Alle Kinder im Bus starren mich an und lachen. Auch Lena dreht sich kurz zu mir um. Sie und Anti sind die Einzigen, die nicht lachen. Lena sieht ziemlich sauer aus und Anti hat wegen ihrer Kopfhörer gar nichts mitbekommen. Schöne Aussichten: Jetzt bin ich für die ganze Reise der Depp mit der Liebesschnulze.
Ich verkrieche mich unter meiner Jacke und tue so, als ob ich schlafen würde. Dabei ist das bei dem anhaltenden Gegröle meiner Mitfahrer völlig unmöglich.

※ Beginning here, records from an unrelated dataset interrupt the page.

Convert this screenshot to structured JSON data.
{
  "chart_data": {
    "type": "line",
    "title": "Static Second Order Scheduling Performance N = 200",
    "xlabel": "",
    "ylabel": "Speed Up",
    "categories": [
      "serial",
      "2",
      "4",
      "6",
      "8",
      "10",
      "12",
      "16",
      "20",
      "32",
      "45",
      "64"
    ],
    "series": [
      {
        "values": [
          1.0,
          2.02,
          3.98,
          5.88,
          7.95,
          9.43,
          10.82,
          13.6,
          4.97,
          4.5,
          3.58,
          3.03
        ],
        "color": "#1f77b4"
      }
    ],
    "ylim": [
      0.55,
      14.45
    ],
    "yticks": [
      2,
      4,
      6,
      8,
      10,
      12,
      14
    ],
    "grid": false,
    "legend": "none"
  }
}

Von wegen. Das ist nur ein Trick, um mich aus der Deckung zu locken. Aber ich bin ja nicht blöd. Ich bleibe einfach unter meiner Jacke hocken, bis sich das Gelächter gelegt hat. Zum Glück hat meine Uhr ein Leuchtdisplay. Da kann ich auch im Dunkeln sehen, wie spät es ist. Nach einer halben Stunde verebbt das Lachen endlich. Ich beschließe, ganz sicherzugehen und noch eine weitere Viertelstunde abzuwarten, ehe ich mich wieder unter meiner Jacke hervortraue.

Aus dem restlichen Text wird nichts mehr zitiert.